Ever since Covid shut the world down in 2020, conversations surrounding mental health have come to the forefront like never before. For too long, people were afraid to talk about and address their mental and emotional health needs. There has been and continues to be a stigma around mental health that people feared would isolate them in the workplace and possibly make them look weak, inefficient, and unproductive. After all, the workplace isn't a space one wants to be vulnerable in and so workers would simply brush their mental health needs under the rug and just ignore them.
Social isolation forced everyone to talk about this topic because the matter could no longer be ignored. It was almost as if Covid revealed to society that many of us are actually struggling with our mental health even though we didn't think we were. We were forced to face this harsh reality. Covid either brought out our mental health struggles, helped to create them due to the uncertainty it put the world in, or possibly both.
Society worldwide got completely blindsided by the pandemic. This was the first time in human history that the entire human population shared a similar struggle. Perhaps for the first time, we could truly relate to each other. Generally, whenever we watch the news and learn about some part of the world experiencing a natural disaster, we quickly become indifferent to it and the suffering of the people there because our life isn't impacted. However, Covid was different, and it forced us to relate to each other like never before.
Not feeling comfortable going to a grocery story, walking the dog, simply going for a walk; being paranoid about touching any surface that might have been touched by another person and being mandated to wear a face mask were very unnatural additions to our lifestyle that were suddenly thrust upon us. In school, we had experienced fire and earthquake drills as a preparation for such events. Some parts of the world have drills preparing for bombs or war; however, most of the world has never undergone a pandemic drill and so we were thoroughly unprepared. One of my friends, who lived in the suburbs of New Jersey, barely came out of his house for an entire year. He and his family were afraid to even go into their backyard. When they received mail or Amazon deliveries, they would leave them in one part of their house for 24–48 hours before touching them. We went from thinking that Covid would pass in a few weeks to becoming completely paranoid about engaging in activities that once seemed completely normal.
For the first several months, I washed all our vegetables with hot water and even soap out of anxiety of getting Covid. Everything that came into the house was cleaned, wiped, or sprayed.
Pre‐Covid, many dreamed of and romanticized the idea of working from home in their pajamas and how nice it would be to have the whole house to themselves, free to do as they please. Life gives us part of what we wish for, but it doesn't always give it to us in exactly the way we want. So, we got to work from home in the attire of our choice, for at least the lower part of our body, but we had our entire family at home with us, with everyone competing for work and study space.
Many liked the idea of being able to work from home, but for a majority, trying to get work done while having to tend to the needs of family, pets, and managing household chores, all at the same time, turned out to be a much more daunting task than anyone could have anticipated.
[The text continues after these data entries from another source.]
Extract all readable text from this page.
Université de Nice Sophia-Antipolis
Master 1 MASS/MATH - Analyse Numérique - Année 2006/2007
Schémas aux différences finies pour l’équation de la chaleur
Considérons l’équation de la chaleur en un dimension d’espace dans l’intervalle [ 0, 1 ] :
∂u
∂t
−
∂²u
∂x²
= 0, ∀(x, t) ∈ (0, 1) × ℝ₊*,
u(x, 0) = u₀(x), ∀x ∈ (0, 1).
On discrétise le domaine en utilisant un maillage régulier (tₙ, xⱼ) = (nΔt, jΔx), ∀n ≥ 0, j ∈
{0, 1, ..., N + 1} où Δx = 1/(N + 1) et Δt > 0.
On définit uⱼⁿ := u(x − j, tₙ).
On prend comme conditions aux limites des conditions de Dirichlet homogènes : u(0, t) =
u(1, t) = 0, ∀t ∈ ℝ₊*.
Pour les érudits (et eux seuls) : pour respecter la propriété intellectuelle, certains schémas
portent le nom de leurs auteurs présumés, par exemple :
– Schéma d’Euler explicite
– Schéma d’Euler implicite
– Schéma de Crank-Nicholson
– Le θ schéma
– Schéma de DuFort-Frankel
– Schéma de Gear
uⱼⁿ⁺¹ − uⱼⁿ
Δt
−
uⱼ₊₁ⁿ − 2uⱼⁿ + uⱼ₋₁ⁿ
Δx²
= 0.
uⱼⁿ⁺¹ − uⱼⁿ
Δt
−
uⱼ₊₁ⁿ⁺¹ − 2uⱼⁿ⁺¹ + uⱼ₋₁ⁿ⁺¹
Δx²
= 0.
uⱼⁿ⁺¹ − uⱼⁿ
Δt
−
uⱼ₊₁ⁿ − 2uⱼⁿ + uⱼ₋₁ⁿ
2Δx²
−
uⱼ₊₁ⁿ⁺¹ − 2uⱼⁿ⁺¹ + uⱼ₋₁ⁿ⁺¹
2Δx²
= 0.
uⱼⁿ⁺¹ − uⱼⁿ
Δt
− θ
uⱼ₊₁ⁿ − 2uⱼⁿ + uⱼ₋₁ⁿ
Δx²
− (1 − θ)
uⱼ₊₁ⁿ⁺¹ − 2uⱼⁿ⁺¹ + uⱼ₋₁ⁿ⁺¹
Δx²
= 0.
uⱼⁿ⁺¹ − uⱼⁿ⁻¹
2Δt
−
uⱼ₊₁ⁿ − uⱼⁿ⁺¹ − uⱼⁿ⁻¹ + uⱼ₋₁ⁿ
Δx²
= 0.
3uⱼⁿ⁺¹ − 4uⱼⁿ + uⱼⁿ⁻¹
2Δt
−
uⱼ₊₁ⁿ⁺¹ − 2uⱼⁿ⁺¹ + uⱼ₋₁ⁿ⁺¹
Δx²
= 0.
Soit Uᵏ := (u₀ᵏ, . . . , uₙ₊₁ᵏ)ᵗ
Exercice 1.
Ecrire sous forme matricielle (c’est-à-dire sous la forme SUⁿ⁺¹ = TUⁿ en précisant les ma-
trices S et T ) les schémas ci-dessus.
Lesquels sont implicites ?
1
We love our families but being around them 24/7 was much more than we were prepared for. In addition to a crowded home environment, people ended up working longer hours. Many felt pressured to put in extra hours because they didn't need to go into the office and felt a need to prove to their bosses that they weren't slacking off while they were at home. People's commute times became nonexistent, which translated into extra hours of work. Gone were the lunch hours, the casual conversations with colleagues, and the general camaraderie that exists in an office environment.